CORNING, NY.- The ever-evolving work of the American artist Richard Craig Meitner, distinguished by its intellectual wit and poetry, reflects a variety of influences and ideas, from Japanese textiles, Italian painting, and German Expressionist graphics to science and the natural world. A new survey of his work, Masters of Studio Glass: Richard Craig Meitner, will be on view at The
Corning Museum of Glass from April 4 – October 18, 2009, and will feature 30 objects dating from 1978 to 2001, including early blown vessels with graphic images made of fired enamels, and later multi-media sculptures.
The exhibition is the third installment in the Museum’s ongoing series, Masters of Studio Glass, which was developed to provide a platform for in-depth surveys of a range of artists represented in the Corning Museum’s permanent collection. The exhibition includes an installation commissioned for the Venezia Aperto Vetro exhibition in Venice, Italy in 1998, a series of four sculptures on the theme of the four seasons, titled Ognico/Sahala/Suasta/Gione (For Everything There is a Season)
In his work, Meitner explores unusual juxtapositions of forms and communicates his ideas in a distinct visual language.
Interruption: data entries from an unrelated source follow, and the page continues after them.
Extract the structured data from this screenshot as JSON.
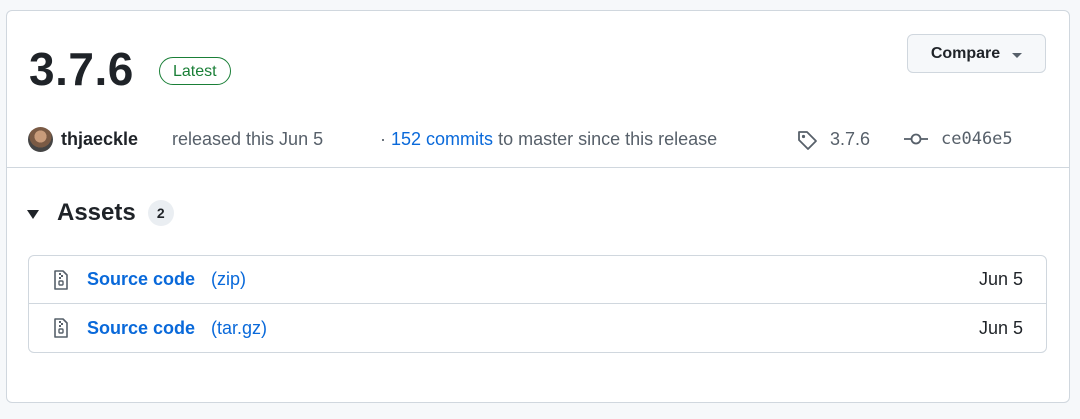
{
  "release": {
    "version": "3.7.6",
    "badge": "Latest",
    "compare_label": "Compare",
    "author": "thjaeckle",
    "released_text": "released this Jun 5",
    "commits_prefix": "·",
    "commits_link": "152 commits",
    "commits_suffix": "to master since this release",
    "tag": "3.7.6",
    "commit_sha": "ce046e5"
  },
  "assets": {
    "title": "Assets",
    "count": "2",
    "items": [
      {
        "name": "Source code",
        "ext": "(zip)",
        "date": "Jun 5"
      },
      {
        "name": "Source code",
        "ext": "(tar.gz)",
        "date": "Jun 5"
      }
    ]
  },
  "colors": {
    "accent_link": "#0969da",
    "badge_green": "#1a7f37",
    "border": "#d0d7de",
    "muted_text": "#57606a"
  },
  "icons": {
    "tag": "tag-icon",
    "commit": "git-commit-icon",
    "file_zip": "file-zip-icon",
    "dropdown": "triangle-down-icon",
    "collapse": "triangle-down-icon"
  }
}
He has said that his aim in making images and objects is to create moments of astonishment and surprise, “magical” moments when the viewer, questioning what he or she is seeing, begins to think about things and the relationships between them in new ways. “Magic,” he says, “is a moment in which something happens that does not fit into your belief system.”
“Through his work, Meitner does not aim to make statements about anything and he is not trying to tell the viewer what he knows,” says Tina Oldknow, curator of modern glass at the Museum. “Rather, Meitner is trying to communicate what he does not know, and he does so using pictures rather than words. For him, art functions as it ideally should, which is as a place where questions are asked and not necessarily answered, a place where any and all things may be considered. If you think you understand Meitner’s objects at first glance, you need to look again.”
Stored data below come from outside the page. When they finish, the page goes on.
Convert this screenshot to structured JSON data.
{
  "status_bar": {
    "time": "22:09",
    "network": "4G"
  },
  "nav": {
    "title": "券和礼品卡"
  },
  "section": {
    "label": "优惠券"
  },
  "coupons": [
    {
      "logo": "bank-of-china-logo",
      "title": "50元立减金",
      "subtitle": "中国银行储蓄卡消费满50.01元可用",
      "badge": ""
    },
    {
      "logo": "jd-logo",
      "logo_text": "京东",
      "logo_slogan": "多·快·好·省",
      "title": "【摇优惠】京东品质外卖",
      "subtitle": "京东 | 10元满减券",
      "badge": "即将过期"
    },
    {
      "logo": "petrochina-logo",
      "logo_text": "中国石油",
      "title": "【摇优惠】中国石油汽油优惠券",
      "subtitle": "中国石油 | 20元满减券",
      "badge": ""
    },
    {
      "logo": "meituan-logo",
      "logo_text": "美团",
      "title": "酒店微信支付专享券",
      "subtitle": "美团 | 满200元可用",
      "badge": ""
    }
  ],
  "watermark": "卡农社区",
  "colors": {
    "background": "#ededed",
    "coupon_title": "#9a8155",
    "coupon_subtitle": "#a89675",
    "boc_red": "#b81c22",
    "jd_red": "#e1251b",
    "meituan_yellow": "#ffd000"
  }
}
Meitner’s desire to change the ways in which things are perceived and his on-going pursuit of beauty link him with the French Surrealists, who also worked in the realm of the marvelous (la merveille), where beauty was convulsive, a force of power and meaning. Meitner’s objects are related to the Surrealists’ “object-poems,” universes unto themselves where the physics of poetry reigns.
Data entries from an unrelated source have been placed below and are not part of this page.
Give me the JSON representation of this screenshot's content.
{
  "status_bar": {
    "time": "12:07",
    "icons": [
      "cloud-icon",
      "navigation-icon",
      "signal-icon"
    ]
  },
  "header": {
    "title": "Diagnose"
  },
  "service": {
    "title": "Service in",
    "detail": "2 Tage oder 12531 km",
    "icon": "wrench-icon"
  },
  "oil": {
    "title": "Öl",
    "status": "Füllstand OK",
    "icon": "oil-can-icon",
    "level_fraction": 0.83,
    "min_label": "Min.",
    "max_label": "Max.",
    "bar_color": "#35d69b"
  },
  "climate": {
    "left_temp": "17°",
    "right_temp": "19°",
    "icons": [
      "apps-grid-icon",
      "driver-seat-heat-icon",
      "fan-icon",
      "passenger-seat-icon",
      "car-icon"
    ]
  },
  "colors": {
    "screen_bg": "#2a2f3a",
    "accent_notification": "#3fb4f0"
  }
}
The glass surfaces of Meitner’s eccentric objects often incorporate assorted materials such as rust, enamel, bronze, tile, paint, and print. For Meitner, glass is beguiling in its ability to assume a variety of physical guises. As a transparent material, it is paradoxical in its quality of being there and not there: it is mass that can be seen through. The qualities of fragility and preciousness attributed to glass, Meitner says, also create meaning and context.
Meitner was born in 1949 in Philadelphia. Inspired by the career of his great-aunt, the famous Austrian physicist Lise Meitner (1878-1968), and other scientists in his family, he began his university studies in science. However, he completed his undergraduate coursework in 1972 with a degree in fine arts from the University of California at Berkeley.
Later that year, he traveled to Amsterdam for postgraduate study at the Gerrit Rietveld Academie, one of the few European art academies offering instruction in glass. Thirty-seven years later, Meitner continues to live and work in Amsterdam, where he has maintained an independent studio since 1976. From 1981 to 2000, he was the head of the glass program at the Rietveld Academie with Dutch artist Mieke Groot.
Meitner’s work is represented in 48 museum collections worldwide, including The Corning Museum of Glass, the Detroit Institute of the Arts, Hokkaido Museum of Modern Art (Sapporo, Japan), Musée des Arts Décoratifs du Louvre (Paris), Museo Vetrario (Murano, Italy), Museum of Arts and Design (New York), National Gallery of Victoria, (Melbourne, Australia), Stedelijk Museum, Amsterdam, Netherlands) and Victoria and Albert Museum (London).
Masters of Studio Glass: Richard Craig Meitner is part of a year-long series of contemporary glass exhibitions and programming at the Corning Museum.